Она взглянула на портрет матери Райского. Долго глядела она на ее томные глаза, на задумчивую улыбку.
— Да, — сказала потом вполголоса, — не тем будь помянута покойница, а она виновата! Она тебя держала при себе, шептала что-то, играла на клавесине да над книжками плакала. Вот что и вышло: петь да рисовать!
— Что же с домом делать? Куда серебро, белье, бриллианты, посуду девать? — спросила она, помолчав. — Мужикам, что ли, отдать?
— А разве у меня есть бриллианты и серебро?.. — спросил он.
— Сколько я тебе лет твержу! От матери осталось: куда оно денется? На вот, постой, я тебе реестры покажу…
— Не надо, ради Бога, не надо: мое, мое, верю.

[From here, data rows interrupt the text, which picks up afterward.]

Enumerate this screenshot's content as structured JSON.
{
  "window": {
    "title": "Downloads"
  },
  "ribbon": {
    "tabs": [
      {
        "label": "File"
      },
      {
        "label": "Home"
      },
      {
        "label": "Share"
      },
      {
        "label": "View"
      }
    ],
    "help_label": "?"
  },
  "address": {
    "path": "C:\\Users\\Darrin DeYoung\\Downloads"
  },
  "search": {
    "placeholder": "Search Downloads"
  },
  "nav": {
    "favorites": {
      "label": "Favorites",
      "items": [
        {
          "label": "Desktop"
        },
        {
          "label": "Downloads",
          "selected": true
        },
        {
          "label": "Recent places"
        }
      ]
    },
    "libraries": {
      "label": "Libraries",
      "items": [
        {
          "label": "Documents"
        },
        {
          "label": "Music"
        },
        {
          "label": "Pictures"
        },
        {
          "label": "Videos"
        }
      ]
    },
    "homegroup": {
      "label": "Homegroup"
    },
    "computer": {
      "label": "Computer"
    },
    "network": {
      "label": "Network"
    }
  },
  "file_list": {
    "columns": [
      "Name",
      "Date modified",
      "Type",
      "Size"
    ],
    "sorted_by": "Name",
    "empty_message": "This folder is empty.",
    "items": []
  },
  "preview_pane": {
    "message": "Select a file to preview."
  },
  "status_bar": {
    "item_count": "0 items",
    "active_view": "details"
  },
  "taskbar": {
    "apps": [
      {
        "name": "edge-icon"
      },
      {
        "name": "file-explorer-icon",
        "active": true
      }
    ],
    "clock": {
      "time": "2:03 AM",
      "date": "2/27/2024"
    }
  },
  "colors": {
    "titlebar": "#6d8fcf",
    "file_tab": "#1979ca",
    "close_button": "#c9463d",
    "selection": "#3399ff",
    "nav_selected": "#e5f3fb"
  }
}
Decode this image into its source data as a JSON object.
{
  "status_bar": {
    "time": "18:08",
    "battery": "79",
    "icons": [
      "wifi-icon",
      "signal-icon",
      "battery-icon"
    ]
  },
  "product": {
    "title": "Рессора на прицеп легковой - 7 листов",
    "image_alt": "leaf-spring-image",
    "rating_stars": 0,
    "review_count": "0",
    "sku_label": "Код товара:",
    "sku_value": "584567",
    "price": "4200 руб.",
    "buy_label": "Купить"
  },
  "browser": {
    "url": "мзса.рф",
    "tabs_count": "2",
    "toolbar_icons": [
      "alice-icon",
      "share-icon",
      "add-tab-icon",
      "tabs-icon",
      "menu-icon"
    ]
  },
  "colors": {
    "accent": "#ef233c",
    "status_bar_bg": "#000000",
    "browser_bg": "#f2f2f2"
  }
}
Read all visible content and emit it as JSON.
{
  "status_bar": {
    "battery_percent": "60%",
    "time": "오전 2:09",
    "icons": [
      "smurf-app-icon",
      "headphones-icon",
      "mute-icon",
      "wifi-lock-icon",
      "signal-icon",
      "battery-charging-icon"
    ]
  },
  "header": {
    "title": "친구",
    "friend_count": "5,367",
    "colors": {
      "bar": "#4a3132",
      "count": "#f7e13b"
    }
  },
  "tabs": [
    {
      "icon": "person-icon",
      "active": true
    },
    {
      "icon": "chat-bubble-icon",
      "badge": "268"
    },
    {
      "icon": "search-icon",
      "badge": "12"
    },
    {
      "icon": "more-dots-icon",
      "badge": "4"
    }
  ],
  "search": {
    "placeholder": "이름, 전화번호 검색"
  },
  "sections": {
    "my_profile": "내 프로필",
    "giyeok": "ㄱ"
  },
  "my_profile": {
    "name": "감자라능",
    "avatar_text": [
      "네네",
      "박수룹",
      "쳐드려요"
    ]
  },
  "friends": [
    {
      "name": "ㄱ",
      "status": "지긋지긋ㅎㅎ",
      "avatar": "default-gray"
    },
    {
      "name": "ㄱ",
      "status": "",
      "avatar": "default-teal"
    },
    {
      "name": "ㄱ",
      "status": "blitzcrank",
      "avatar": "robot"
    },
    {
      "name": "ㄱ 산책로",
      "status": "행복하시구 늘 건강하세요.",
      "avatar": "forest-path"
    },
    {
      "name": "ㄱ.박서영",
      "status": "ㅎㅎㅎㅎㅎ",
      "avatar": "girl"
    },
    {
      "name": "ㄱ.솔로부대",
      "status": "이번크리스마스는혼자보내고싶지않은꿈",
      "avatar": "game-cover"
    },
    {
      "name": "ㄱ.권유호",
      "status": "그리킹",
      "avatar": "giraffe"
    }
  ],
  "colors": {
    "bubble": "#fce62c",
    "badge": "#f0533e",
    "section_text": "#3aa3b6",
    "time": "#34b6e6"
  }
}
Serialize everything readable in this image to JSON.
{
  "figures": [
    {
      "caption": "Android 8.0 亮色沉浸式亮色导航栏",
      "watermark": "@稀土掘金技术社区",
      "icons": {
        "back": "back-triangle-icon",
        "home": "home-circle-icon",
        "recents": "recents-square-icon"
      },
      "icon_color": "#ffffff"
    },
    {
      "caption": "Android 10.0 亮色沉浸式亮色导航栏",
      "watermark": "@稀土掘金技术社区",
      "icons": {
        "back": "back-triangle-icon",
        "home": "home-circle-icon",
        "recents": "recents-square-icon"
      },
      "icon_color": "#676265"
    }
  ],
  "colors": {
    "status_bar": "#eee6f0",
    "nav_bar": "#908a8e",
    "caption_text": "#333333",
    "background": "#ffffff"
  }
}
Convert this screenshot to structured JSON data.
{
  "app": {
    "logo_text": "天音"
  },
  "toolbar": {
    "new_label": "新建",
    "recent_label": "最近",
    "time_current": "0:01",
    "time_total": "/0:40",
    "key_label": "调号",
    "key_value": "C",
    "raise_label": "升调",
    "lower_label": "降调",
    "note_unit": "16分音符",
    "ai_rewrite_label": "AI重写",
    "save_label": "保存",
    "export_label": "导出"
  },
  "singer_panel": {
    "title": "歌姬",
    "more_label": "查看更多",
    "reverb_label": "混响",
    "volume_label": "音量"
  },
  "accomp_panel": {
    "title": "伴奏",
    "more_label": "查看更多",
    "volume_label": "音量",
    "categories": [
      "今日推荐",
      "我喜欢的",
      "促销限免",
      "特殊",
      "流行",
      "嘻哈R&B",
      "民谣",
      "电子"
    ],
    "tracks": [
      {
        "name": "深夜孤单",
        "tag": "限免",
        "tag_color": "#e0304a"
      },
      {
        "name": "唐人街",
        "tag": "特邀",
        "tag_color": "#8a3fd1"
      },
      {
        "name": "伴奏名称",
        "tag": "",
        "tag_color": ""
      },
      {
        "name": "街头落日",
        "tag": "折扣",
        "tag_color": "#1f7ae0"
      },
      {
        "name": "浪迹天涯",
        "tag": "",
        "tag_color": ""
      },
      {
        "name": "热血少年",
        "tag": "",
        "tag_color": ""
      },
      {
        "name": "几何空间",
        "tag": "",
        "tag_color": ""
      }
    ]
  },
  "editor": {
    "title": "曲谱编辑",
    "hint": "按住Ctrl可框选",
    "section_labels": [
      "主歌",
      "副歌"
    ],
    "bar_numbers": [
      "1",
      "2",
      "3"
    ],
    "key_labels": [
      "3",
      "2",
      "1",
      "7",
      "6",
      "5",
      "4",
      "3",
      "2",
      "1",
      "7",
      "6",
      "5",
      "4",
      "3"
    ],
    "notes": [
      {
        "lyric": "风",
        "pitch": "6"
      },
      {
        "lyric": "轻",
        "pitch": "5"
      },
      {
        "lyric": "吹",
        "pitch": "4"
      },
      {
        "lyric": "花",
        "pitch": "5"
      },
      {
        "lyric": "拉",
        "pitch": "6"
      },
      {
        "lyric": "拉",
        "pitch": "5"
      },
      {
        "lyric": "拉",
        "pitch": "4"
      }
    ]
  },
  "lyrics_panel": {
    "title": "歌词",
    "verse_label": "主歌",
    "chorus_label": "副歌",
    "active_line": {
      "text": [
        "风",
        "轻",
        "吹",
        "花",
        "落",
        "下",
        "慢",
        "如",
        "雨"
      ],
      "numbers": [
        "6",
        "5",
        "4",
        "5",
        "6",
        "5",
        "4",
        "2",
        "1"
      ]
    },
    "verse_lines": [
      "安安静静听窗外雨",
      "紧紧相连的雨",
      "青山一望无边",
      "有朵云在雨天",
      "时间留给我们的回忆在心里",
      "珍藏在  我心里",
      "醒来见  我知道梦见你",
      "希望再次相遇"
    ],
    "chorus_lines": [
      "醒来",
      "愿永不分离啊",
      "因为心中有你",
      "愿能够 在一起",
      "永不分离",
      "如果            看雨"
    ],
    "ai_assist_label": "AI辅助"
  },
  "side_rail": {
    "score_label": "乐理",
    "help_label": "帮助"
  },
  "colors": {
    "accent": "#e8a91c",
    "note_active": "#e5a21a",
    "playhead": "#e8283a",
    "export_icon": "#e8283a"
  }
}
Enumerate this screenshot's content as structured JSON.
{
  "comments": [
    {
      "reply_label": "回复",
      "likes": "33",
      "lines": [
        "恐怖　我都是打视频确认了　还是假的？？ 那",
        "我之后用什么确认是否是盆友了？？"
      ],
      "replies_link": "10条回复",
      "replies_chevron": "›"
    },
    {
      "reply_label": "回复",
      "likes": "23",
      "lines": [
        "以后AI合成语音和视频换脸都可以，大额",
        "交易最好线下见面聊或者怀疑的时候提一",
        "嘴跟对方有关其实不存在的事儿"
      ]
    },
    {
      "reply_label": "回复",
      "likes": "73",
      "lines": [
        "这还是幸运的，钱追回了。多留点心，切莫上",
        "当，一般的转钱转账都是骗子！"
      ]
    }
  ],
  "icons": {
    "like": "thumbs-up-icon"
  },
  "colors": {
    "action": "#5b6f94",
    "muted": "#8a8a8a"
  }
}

Стало быть, я вправе распорядиться этим по своему усмотрению?
— Ты хозяин, так как же не вправе? Гони нас вон: мы у тебя в гостях живем — только хлеба твоего не едим, извини… Вот, гляди, мои доходы, а вот расходы…
Она совала ему другие большие шнуровые тетради, но он устранил их рукой.
— Верю, верю, бабушка! Ну так вот что: пошлите за чиновником в палату и велите написать бумагу: дом, вещи, землю — всё уступаю я милым моим сестрам, Верочке и Марфиньке, в приданое…
Бабушка сильно нахмурилась и с нетерпением ждала конца речи, чтобы разразиться.
— Но пока вы живы, — продолжал он, — всё должно оставаться в вашем непосредственном владении и заведовании. А мужиков отпустить на волю…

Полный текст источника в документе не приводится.